HUM 224 20th Century World Views (3)
Surveys contemporary worldviews, including some that profoundly shaped the world in the 20th Century, and now define the 21st Century. Includes such modes of thought as idealism, phenomenology, existentialism, hermeneutics, Marxism, critical theory, psychoanalysis, structuralism, post-structuralism, deconstruction, postmodernism, and feminism. Thematically, our interdisciplinary concern will be with such issues as the rise of Humanism and the reaction against it, the flirtation with Marxism, the rise of the women's movement, the loss of colonial empires, etc
HUM 225 Special Topics in Humanities (3)
May be repeated as topic varies.
HUM 295 Directed Individual Study (3)
May be repeated for credit. Must comply with the MSMC requirements stated on the DS form.
HUM 296A Capstone Project Proposal Workshop (1)
Workshop prepares students for their final project.
HUM 296B Capstone Project (2)
Students may elect to do a Masters thesis or a creative project under the direction of a faculty advisor. Before registering for the project, students must complete HUM 296A and must have their proposals approved by their advisors, the Humanities Committee, and the Director of the Program.

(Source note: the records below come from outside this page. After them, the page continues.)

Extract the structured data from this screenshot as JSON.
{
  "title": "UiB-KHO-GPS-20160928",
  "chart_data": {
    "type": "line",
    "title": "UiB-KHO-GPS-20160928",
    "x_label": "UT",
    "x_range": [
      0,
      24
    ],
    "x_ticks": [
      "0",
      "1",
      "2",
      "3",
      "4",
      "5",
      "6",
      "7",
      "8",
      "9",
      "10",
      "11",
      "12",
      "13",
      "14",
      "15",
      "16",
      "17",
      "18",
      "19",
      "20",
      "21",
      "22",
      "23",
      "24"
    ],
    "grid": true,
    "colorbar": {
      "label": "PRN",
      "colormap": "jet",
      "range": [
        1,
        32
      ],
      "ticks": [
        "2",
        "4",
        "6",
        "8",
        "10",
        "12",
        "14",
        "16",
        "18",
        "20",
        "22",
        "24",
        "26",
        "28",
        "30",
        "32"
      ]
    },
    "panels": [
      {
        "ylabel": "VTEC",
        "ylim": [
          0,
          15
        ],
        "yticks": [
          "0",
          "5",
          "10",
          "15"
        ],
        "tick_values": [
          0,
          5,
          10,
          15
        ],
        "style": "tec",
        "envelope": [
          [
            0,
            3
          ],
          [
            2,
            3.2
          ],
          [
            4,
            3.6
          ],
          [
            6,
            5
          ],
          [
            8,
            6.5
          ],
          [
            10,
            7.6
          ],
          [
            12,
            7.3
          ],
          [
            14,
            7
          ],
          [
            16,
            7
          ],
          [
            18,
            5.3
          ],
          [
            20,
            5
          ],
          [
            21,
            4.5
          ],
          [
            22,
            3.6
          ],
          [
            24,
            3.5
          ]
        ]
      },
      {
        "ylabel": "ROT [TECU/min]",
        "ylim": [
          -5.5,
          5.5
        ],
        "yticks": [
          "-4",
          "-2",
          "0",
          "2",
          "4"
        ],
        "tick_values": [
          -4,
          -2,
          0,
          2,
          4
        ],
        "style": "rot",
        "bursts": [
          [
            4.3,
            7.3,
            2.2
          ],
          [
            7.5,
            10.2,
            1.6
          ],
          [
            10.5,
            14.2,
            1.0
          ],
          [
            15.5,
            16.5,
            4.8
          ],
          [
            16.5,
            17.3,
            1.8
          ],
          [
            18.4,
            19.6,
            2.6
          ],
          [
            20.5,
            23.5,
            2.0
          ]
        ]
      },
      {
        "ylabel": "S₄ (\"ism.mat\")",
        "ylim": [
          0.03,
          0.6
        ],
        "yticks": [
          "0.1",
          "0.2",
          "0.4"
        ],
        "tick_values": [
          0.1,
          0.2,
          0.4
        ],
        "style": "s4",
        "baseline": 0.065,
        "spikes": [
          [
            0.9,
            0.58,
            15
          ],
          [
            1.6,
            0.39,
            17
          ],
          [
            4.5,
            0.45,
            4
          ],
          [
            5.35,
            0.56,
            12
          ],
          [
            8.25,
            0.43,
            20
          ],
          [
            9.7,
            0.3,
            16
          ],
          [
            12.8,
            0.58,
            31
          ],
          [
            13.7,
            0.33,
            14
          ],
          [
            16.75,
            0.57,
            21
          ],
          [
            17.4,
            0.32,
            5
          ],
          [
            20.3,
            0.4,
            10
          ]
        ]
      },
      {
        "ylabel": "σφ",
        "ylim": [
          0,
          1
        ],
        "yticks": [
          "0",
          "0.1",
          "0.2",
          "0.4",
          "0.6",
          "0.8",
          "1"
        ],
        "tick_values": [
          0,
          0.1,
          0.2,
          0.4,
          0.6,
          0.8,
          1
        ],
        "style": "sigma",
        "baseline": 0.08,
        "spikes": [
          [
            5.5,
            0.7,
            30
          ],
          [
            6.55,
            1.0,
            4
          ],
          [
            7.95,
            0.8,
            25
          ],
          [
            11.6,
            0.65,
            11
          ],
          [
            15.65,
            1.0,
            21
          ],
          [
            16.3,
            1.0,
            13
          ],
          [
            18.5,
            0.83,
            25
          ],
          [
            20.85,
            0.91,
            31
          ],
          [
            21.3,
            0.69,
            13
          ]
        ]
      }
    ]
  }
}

Forms and guidelines are available from the Program Director.
HUM 297ABC Capstone Project Continuation (1,1,1)
HUM 298 Introduction to the Humanities (1)
This 1-unit workshop, taken in the first or second semester, explores the concept and interdisciplinary nature of the Humanities and provides an introduction/review of research methods and academic writing. Required.
HUM 230CW Creative Writing: Fiction (3)
Through both reading and writing, this class delves into considerations of elements of "style," and "voice," exploring character development, plot, dialogue, time, place, stream of consciousness, and suspension of disbelief. Type of writing ranges from short pieces of fiction to chapters for novels. Method of instruction also varies with the instructor and may include "workshop" in which each student's writing is read by the rest of the class for constructive criticism.
HUM 231CW Creative Writing: Poetry (3)
This is a workshop, which means that students will become poets for a semester. Be warned: poetry is the highest of all literary arts, ergo the most demanding. You will write your own poems, with guidance and prompts and forms given to you by the instructor. You'll be reading the best in English poetry, and you'll share your work with your classmates. Expect wondrous things to happen!
HUM 232CW1 Creative Writing: Writing for Screen and Television (3)
An introduction to the craft of script writing for an original motion-picture screenplay or teleplay, with emphasis on story structure, character, and the language of film. Students study produced screenplays and pilots; write exercises I character development, scene construction, dialogue, and description. Expected to complete first act of an original screenplay or a treatment and two acts of an original television pilot.
HUM 232CW2 Creative Writing: Feature Film (3)
An introduction to the craft of script writing for an original motion-picture screenplay or teleplay, with emphasis on story structure, character, and the language of film. Students study produced screenplays and pilots; write exercises I character development, scene construction, dialogue, and description. Expected to complete first act of an original screenplay or a treatment and two acts of an original television pilot. Prerequisite: HUM 232CW1 or permission of the instructor
HUM 233CW Creative Writing: Non-Fiction Writing (3)
A form of non-fiction, essay writing, was considered high art in the eighteenth and nineteenth centuries. Today, it's nearly a lost art. Students are re-introduced to the essay and other non-fiction for that include memoirs, journals, and letters.